The bombs can explode anywhere, at any time. But after two years of civil war, Syria’s unpredictable violence can still horrify. At least 20 people were killed, including a child, when a car bomb exploded Monday in northwestern Syria. The blast rocked the Idlib province town of Darkush, on the border with Turkey, the London-based Syrian Observatory for Human Rights said. The death toll is expected to rise because dozens are wounded, including some in critical condition. Even humanitarian workers aren’t safe in the country. On Sunday, gunmen kidnapped seven aid workers in northwestern Syria, officials said.


Iraqi officials have raised the death toll in Sunday’s attacks across the country to 44. Police officials say the attacks have also left more than 140 wounded. They say the deadliest of the attacks on Sunday was in the southern city of Hillah, where back-to-back car bombings hit a commercial market, killing 17 people and wounding140. Other attacks struck at outdoor markets and bus stations in the cities of Diwaniyah, Basra, Kut, Samarra, Madain and Mahmoudiyah, killing a total of 23 people.


Pilgrims visiting a temple for a popular Hindu festival in India stampeded on fears a bridge would collapse, and at least 115 people were crushed to death or died in the river below, officials said Monday. Scores more were injured, and some bodies may have washed away. Hundreds of thousands of devotees had thronged the remote Ratangarh village temple in Madhya Pradesh state’s Datia district to honor the Hindu mother goddess Durga on the last day of the popular 10-day Navaratra festival.


The death toll from a 7.1-magnitude earthquake that struck the central Philippine island of Bohol on Tuesday rose to 93, as rescuers struggled to reach patients in a collapsed hospital. Centuries-old stone churches crumbled and wide areas were without power. The quake struck at 8:12 a.m. and was centered about 20 miles below Carmen city, where many small buildings collapsed. Many roads and bridges were reported damaged, making rescue operations difficult.

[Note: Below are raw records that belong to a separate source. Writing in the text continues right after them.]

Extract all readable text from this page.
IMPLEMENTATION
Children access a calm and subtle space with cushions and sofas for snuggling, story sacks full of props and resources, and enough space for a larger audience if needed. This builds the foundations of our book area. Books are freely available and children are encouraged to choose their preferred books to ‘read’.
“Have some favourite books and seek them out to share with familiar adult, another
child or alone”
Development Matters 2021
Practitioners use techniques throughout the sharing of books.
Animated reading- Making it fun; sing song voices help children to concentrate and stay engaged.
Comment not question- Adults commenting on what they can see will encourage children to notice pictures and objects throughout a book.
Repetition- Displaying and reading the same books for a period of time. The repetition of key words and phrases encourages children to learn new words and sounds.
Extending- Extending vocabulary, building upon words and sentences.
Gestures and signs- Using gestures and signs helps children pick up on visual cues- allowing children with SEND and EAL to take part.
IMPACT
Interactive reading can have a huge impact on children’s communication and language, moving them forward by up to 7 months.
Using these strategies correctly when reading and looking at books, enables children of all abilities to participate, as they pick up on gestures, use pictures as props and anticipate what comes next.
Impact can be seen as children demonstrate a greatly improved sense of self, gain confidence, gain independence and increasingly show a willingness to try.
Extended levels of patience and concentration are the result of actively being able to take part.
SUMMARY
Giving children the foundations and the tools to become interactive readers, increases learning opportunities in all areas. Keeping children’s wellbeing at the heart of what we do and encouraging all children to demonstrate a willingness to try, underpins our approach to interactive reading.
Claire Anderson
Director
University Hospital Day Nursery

India began sorting through miles of wreckage Sunday after Cyclone Phailin roared ashore, flooding towns and villages and destroying tens of thousands of thatch homes, but officials said massive evacuation efforts had spared the east coast from widespread loss of life. The storm, the strongest to hit India in more than a decade, destroyed hundreds of millions of dollars’ worth of crops, but more than 18 hours after it made landfall in Orissa state, officials said they knew of only nine fatalities.

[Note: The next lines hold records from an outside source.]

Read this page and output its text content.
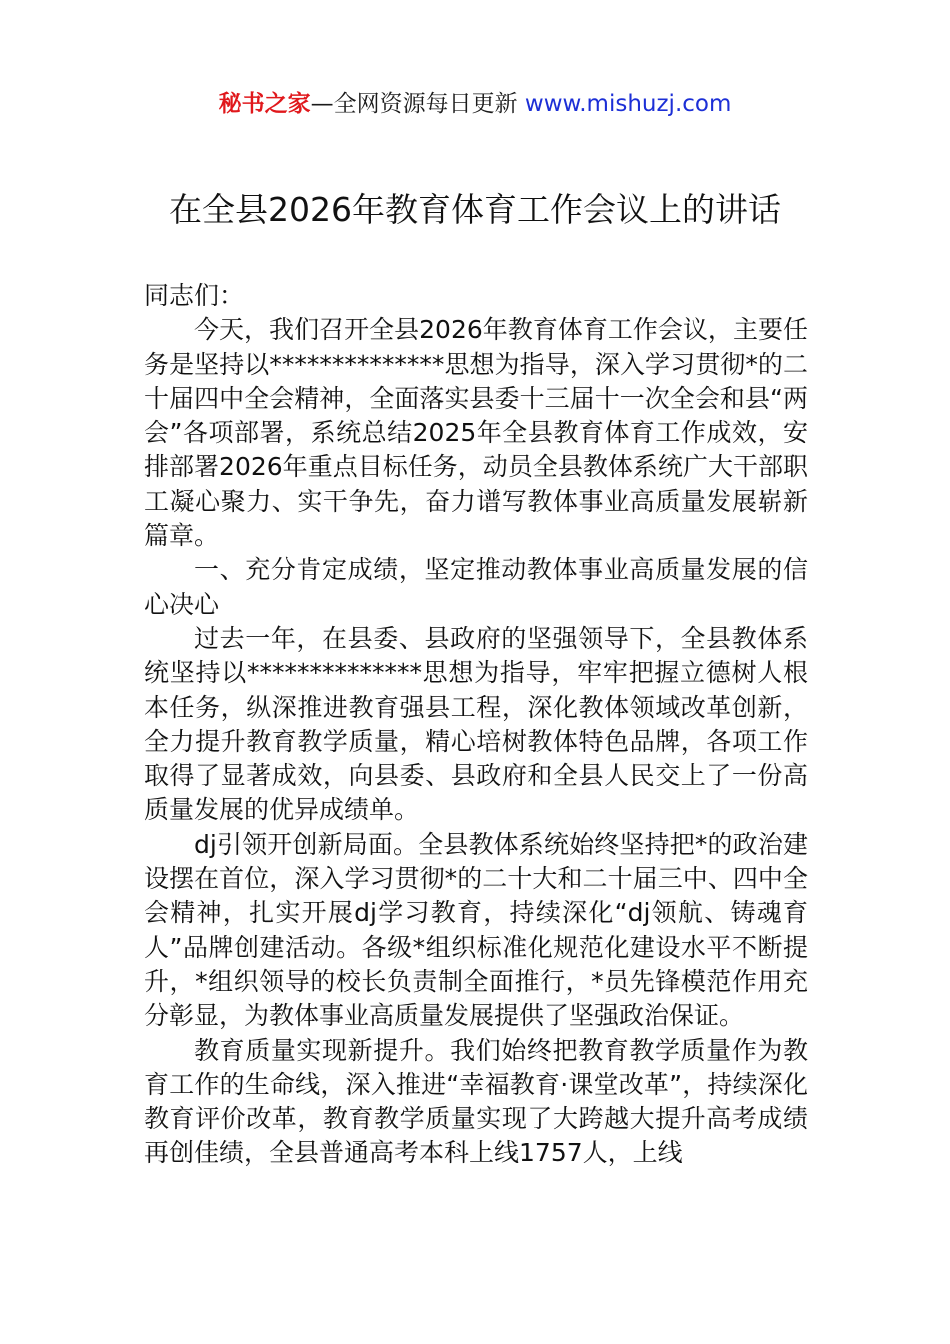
秘书之家—全网资源每日更新 www.mishuzj.com
在全县2026年教育体育工作会议上的讲话

同志们：

今天，我们召开全县2026年教育体育工作会议，主要任务是坚持以**************思想为指导，深入学习贯彻*的二十届四中全会精神，全面落实县委十三届十一次全会和县“两会”各项部署，系统总结2025年全县教育体育工作成效，安排部署2026年重点目标任务，动员全县教体系统广大干部职工凝心聚力、实干争先，奋力谱写教体事业高质量发展崭新篇章。

一、充分肯定成绩，坚定推动教体事业高质量发展的信心决心

过去一年，在县委、县政府的坚强领导下，全县教体系统坚持以**************思想为指导，牢牢把握立德树人根本任务，纵深推进教育强县工程，深化教体领域改革创新，全力提升教育教学质量，精心培树教体特色品牌，各项工作取得了显著成效，向县委、县政府和全县人民交上了一份高质量发展的优异成绩单。

dj引领开创新局面。全县教体系统始终坚持把*的政治建设摆在首位，深入学习贯彻*的二十大和二十届三中、四中全会精神，扎实开展dj学习教育，持续深化“dj领航、铸魂育人”品牌创建活动。各级*组织标准化规范化建设水平不断提升，*组织领导的校长负责制全面推行，*员先锋模范作用充分彰显，为教体事业高质量发展提供了坚强政治保证。

教育质量实现新提升。我们始终把教育教学质量作为教育工作的生命线，深入推进“幸福教育·课堂改革”，持续深化教育评价改革，教育教学质量实现了大跨越大提升高考成绩再创佳绩，全县普通高考本科上线1757人，上线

A typhoon blew out of the northern Philippines on Sunday after leaving 21 people dead, but officials remained on alert after another howler was spotted in the Pacific. Typhoon Nari also flooded farmlands and destroyed thousands of houses in provinces north of Manila before blowing away into the South China Sea. In San Miguel town in the Philippines’ Bulacan province, the sun shone on villages where floodwaters that reached up to roof-level had receded, allowing residents to return from emergency shelters to clean up, wash muddied belongings and repair damaged houses. Nari was the 19th of more than 20 storms expected to batter the Philippines this year. The last time a storm as powerful as Cyclone Phailin struck the eastern coast of India, 10,000 people died. This time, the evacuation of over 900,000 people saved many lives.

Western South Dakota ranchers are reeling from the loss of tens of thousands of cattle in last weekend’s blizzard, and many will dispose of carcasses in pits set to open Monday. Rancher Heath Ferguson said the storm killed 96 percent of his herd of 100 black Angus and Limousin cattle. Up to 4 feet of snow fell in the Black Hills area last weekend.